The Minister for Finance on behalf of the State owns approximately 99.9% of AIB's Ordinary Shares having invested about.€20.8 billion in AIB since 2009. 

In a statement the Department of Finance said: "The Government's policy has been to return its banking investments, including AIB, to private ownership over time in a manner which recoups the cost of the support for the benefit of the Irish public.

Given AIB's strong financial performance and current market conditions, the Minister for Finance said he had decided that the timing is now right for the Irish State to commence this process.

In its statement to the stock market, the Government and AIB emphasised the strong growth rate of the Irish economy, where AIB does the bulk of its business. 

It says the bank's Core Tier one Capital - a key measure of financial strength - is 16%, compared with 11.8% in 2014.

It says the increase in capital has been "internally generated" from profits made over the past three years.

It says that AIB's loan to deposit ratio is 96%, giving the bank scope to increase lending.

The bank declared a pre-tax profit of €1,682m in 2016. Its Net Interest Margin - a key measure of profitability - increased from 1.69% in 2014 to 2.25% in 2016, with a "sustainable NIM" at 2.46%5 in Q1 2017.

According to the Financial Times, Department of Finance officials and AIB management have spoken to around 20 potential investors in recent weeks.

The large size of the flotation has brought many big names from the world of finance into the process.

Merrill Lynch International, J&E Davy and Deutsche Bank  are acting as Joint Global Co-ordinators and Joint Bookrunners for the Initial Public Offer, as the share sale is formally known.

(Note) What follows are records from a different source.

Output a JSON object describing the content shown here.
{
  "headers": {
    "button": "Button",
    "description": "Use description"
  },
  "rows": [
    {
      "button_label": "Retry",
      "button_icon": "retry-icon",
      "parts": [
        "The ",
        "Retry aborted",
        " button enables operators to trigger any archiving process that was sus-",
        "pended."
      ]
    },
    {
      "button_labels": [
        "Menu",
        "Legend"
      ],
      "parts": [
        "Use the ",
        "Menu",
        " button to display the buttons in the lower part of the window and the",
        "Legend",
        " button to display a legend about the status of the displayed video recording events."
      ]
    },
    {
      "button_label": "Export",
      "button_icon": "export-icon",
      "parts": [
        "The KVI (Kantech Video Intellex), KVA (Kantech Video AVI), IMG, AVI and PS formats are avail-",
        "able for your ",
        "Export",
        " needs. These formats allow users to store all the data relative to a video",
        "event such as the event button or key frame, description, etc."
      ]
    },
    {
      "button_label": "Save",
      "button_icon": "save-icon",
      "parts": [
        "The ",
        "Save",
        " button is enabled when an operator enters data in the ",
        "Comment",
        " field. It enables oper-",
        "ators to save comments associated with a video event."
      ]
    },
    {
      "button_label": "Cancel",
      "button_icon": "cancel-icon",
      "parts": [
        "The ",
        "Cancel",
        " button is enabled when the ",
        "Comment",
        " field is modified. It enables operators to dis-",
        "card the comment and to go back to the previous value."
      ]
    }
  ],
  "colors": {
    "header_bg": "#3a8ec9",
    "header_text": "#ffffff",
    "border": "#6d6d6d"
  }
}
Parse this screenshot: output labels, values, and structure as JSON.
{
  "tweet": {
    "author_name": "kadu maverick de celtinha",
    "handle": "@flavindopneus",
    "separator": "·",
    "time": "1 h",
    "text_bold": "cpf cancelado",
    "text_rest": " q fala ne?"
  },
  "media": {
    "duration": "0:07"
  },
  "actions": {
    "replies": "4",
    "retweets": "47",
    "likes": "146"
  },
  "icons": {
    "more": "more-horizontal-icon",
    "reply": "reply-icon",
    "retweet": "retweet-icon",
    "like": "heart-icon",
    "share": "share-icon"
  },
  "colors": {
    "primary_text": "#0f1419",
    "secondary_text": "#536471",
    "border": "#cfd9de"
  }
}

Morgan Stanley is acting as UK Sponsor, Financial Adviser, ESM Adviser, and Corporate Broker to AIB and Goodbody Stockbrokers  is acting as Irish Sponsor, Financial Adviser and Corporate Broker to AIB and Joint Bookrunner.

Citigroup Global Markets Limited, Goldman Sachs International, JP Morgan Securities and UBS are acting as Joint Bookrunners and Investec Bank plc (Irish Branch) is acting as Co-Lead Manager.

N M Rothschild & Sons Limited is acting as Financial Adviser to the Minister for Finance.

Keen to avoid a repeat of the losses suffered by small shareholders who bought into the Eircom flotation, the Government has decided to repeat the formula used in the 2006 privatisation of Aer Lingus, by imposing a minimum stake of €10,000 on retail investors. 

In the Government's view, requiring a minimum stake of that scale should attract only those investors who fully understand the risks involved in investing in shares.